Hadir dalam pertemuan tersebut Anggota Bawaslu Kota Kediri, Suhartono dan Revani, didampingi oleh tiga staf sekretariat. Kedatangan tim pengawas pemilu ini disambut hangat oleh Wakil Kepala Sekolah Bidang Kesiswaan SMK PGRI 1 Kediri, Ibu Ririn.
Dalam arahannya, Suhartono menekankan pentingnya akurasi data pemilih sejak dini, khususnya bagi siswa yang akan memasuki usia hak pilih. Ia menjelaskan bahwa PDPB bertujuan untuk memastikan warga negara yang memenuhi syarat tidak kehilangan hak suaranya.
"Bawaslu berkomitmen mengawal hak pilih masyarakat. Jika ditemukan pemilih di lingkungan sekolah yang belum masuk daftar, kami akan segera memberikan saran perbaikan kepada KPU Kota Kediri agar data tersebut segera diperbarui," ujar Suhartono.
Menanggapi tawaran sosialisasi dari Bawaslu, Ibu Ririn menyatakan kesiapan pihak sekolah untuk memfasilitasi kegiatan tersebut. Mengingat padatnya agenda akademik, pihak sekolah menyusun skala prioritas:
- Siswa Kelas 12: Direncanakan menjadi prioritas utama pada 23 Februari 2026, mengingat mereka akan segera menghadapi ujian praktik dan kelulusan.

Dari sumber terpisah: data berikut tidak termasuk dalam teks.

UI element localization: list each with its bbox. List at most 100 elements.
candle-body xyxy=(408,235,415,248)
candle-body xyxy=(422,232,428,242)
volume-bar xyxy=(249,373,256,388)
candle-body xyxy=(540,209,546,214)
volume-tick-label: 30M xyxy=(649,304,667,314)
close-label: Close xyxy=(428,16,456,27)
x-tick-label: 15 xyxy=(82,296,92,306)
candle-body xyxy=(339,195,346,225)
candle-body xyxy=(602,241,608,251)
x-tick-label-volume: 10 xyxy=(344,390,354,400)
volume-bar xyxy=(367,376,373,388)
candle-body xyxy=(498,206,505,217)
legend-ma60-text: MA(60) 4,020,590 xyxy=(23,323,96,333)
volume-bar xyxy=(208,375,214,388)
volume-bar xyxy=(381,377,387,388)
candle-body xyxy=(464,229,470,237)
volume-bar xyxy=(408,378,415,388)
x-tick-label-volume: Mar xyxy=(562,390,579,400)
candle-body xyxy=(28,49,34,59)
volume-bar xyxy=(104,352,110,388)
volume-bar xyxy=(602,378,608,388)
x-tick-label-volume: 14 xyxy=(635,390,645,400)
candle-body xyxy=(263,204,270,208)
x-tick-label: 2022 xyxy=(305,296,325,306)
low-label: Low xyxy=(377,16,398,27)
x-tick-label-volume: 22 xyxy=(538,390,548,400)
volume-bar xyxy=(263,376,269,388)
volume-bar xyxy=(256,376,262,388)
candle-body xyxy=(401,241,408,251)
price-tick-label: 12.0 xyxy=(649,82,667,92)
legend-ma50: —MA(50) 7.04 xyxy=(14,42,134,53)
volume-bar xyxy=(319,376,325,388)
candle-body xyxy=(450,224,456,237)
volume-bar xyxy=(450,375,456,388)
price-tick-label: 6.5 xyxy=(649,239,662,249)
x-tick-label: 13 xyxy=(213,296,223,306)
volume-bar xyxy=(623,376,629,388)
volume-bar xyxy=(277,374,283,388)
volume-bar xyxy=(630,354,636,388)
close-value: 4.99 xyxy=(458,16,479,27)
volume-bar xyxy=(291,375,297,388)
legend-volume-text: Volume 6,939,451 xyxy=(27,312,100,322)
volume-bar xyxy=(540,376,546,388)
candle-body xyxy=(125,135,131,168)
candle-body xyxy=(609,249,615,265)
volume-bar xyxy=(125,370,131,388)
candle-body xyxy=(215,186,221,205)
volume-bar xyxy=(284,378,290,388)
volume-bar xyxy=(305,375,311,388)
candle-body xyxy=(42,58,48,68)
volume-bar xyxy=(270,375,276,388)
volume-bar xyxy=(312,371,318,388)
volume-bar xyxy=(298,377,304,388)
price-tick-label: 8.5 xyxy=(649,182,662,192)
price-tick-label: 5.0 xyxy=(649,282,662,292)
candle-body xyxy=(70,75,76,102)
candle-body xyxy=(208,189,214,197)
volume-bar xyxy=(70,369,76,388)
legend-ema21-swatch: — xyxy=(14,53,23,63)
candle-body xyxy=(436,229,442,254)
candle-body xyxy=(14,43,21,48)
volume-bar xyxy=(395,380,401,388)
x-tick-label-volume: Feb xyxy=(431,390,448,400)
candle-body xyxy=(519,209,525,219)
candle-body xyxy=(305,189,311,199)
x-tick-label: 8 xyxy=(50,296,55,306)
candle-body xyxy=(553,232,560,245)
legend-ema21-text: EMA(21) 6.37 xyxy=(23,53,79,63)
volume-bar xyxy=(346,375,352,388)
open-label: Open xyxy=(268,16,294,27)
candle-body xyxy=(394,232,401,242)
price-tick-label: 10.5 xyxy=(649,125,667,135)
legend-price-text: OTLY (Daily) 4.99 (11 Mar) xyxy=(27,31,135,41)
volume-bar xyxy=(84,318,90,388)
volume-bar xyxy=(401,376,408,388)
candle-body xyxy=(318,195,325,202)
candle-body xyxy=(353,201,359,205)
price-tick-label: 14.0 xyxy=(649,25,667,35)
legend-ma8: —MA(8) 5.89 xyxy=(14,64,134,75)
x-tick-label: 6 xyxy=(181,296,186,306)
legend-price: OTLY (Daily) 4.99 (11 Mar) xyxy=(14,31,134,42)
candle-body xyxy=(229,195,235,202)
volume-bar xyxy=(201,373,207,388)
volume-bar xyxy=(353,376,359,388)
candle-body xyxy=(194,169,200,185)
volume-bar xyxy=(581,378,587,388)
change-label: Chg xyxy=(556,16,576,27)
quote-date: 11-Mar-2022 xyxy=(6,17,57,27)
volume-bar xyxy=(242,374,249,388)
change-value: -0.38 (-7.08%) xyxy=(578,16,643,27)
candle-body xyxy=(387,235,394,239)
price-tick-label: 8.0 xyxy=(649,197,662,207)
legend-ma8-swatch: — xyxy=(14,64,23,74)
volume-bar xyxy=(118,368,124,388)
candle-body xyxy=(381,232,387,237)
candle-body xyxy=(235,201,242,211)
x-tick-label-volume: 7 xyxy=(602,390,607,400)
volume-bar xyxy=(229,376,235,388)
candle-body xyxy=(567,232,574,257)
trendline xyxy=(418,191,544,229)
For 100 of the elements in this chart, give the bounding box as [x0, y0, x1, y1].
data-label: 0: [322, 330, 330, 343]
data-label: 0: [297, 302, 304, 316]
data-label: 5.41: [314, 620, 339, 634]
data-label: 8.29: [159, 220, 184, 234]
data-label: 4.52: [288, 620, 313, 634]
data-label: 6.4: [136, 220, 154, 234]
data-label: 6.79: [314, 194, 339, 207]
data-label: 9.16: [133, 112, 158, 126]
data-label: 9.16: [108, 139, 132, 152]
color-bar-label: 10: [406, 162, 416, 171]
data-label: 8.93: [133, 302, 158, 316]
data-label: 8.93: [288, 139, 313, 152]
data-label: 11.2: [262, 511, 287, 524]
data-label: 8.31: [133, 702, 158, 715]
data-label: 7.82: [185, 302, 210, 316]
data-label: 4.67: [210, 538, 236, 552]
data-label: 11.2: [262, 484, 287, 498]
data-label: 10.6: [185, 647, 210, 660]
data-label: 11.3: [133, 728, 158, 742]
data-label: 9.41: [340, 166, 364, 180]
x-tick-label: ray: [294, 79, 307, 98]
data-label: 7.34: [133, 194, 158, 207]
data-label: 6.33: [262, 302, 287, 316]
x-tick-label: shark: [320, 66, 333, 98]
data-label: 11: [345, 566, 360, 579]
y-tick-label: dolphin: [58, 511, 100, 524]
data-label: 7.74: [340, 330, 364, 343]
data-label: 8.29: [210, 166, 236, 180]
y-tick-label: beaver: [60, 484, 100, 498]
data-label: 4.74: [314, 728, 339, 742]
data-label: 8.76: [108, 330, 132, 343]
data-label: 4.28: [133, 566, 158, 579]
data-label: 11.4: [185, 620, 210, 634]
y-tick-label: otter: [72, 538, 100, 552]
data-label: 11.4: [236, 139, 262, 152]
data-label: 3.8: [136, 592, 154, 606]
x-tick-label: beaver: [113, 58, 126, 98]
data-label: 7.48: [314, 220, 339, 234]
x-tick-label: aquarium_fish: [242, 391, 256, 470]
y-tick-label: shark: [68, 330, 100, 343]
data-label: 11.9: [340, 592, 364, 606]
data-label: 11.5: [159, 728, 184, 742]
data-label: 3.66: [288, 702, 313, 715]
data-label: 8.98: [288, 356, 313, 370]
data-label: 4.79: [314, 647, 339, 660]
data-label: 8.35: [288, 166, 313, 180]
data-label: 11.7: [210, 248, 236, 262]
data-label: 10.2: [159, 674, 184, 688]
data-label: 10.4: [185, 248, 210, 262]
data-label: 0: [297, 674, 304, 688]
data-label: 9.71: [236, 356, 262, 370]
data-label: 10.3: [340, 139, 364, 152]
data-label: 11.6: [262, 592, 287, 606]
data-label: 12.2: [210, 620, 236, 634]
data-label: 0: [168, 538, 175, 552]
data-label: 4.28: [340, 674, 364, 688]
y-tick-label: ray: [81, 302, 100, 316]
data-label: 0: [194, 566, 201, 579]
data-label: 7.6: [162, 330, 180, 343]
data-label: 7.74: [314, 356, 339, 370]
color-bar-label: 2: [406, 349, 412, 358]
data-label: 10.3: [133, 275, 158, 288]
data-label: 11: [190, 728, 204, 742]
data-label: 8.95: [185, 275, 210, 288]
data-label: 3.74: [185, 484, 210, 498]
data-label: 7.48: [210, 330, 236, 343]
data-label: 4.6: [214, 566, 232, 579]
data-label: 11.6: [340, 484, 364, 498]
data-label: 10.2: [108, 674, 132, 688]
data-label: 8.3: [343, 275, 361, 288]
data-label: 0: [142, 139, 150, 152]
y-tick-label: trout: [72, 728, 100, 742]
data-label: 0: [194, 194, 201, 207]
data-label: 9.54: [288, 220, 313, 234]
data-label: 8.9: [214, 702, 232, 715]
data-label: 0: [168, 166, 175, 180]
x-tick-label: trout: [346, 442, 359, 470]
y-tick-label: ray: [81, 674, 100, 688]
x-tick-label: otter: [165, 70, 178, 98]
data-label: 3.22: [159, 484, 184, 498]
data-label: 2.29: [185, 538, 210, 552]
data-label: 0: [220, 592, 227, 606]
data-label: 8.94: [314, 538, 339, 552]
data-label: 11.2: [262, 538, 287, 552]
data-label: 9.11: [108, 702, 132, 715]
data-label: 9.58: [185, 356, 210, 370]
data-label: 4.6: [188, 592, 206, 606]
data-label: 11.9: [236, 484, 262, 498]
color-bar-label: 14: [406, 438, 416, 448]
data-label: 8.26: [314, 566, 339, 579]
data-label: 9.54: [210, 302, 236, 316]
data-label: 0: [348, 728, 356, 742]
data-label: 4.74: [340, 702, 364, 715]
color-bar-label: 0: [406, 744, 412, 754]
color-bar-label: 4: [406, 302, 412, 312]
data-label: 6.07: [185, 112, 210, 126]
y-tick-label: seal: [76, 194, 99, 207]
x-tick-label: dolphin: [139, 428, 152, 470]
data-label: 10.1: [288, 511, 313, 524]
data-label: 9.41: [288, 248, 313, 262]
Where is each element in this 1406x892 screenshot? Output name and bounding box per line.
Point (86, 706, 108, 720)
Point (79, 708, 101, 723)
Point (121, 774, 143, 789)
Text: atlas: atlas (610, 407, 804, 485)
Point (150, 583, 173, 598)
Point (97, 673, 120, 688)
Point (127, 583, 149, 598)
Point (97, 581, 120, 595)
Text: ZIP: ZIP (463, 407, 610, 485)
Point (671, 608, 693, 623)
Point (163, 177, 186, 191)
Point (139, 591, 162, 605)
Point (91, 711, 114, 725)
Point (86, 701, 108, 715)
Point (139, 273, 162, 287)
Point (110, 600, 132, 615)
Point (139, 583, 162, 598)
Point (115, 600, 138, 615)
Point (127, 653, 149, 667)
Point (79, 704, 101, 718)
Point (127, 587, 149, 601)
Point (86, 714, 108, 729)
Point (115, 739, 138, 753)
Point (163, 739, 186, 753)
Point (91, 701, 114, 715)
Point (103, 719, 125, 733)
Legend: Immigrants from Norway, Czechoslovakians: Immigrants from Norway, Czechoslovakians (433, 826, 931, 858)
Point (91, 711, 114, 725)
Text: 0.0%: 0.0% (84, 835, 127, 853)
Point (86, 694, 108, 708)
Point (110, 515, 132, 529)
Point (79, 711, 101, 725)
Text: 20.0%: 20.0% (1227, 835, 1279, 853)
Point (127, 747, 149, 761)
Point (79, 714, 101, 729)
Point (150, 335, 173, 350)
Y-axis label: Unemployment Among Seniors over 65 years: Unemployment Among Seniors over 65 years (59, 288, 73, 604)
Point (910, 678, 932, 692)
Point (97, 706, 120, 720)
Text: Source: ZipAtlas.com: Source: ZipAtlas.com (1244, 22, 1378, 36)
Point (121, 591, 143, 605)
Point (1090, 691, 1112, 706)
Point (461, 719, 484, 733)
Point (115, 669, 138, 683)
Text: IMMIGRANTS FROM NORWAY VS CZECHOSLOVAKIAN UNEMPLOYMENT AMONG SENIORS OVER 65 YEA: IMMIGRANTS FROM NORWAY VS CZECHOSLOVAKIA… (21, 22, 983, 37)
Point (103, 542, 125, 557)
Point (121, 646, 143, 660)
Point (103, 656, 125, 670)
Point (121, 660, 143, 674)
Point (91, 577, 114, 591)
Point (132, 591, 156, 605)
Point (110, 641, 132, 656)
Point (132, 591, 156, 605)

- Siswa Kelas 11: Dijadwalkan menyusul pada bulan Agustus 2026.
Mengingat SMK PGRI 1 Kediri memiliki cakupan wilayah yang luas dengan tiga kampus berbeda, Bawaslu memutuskan untuk memfokuskan kegiatan perdana di Kampus 1. Langkah ini diambil guna menjaga kondusifitas peserta dan efektivitas penyampaian materi sosialisasi. Untuk Kampus 2 dan 3, penjadwalan akan dilakukan secara terpisah di kemudian hari.
Pertemuan ini ditutup dengan komitmen kedua belah pihak untuk menjaga komunikasi intensif. Sinergi antara lembaga pengawas pemilu dan institusi pendidikan diharapkan mampu menciptakan iklim demokrasi yang lebih maju serta meningkatkan kesadaran politik di kalangan generasi muda.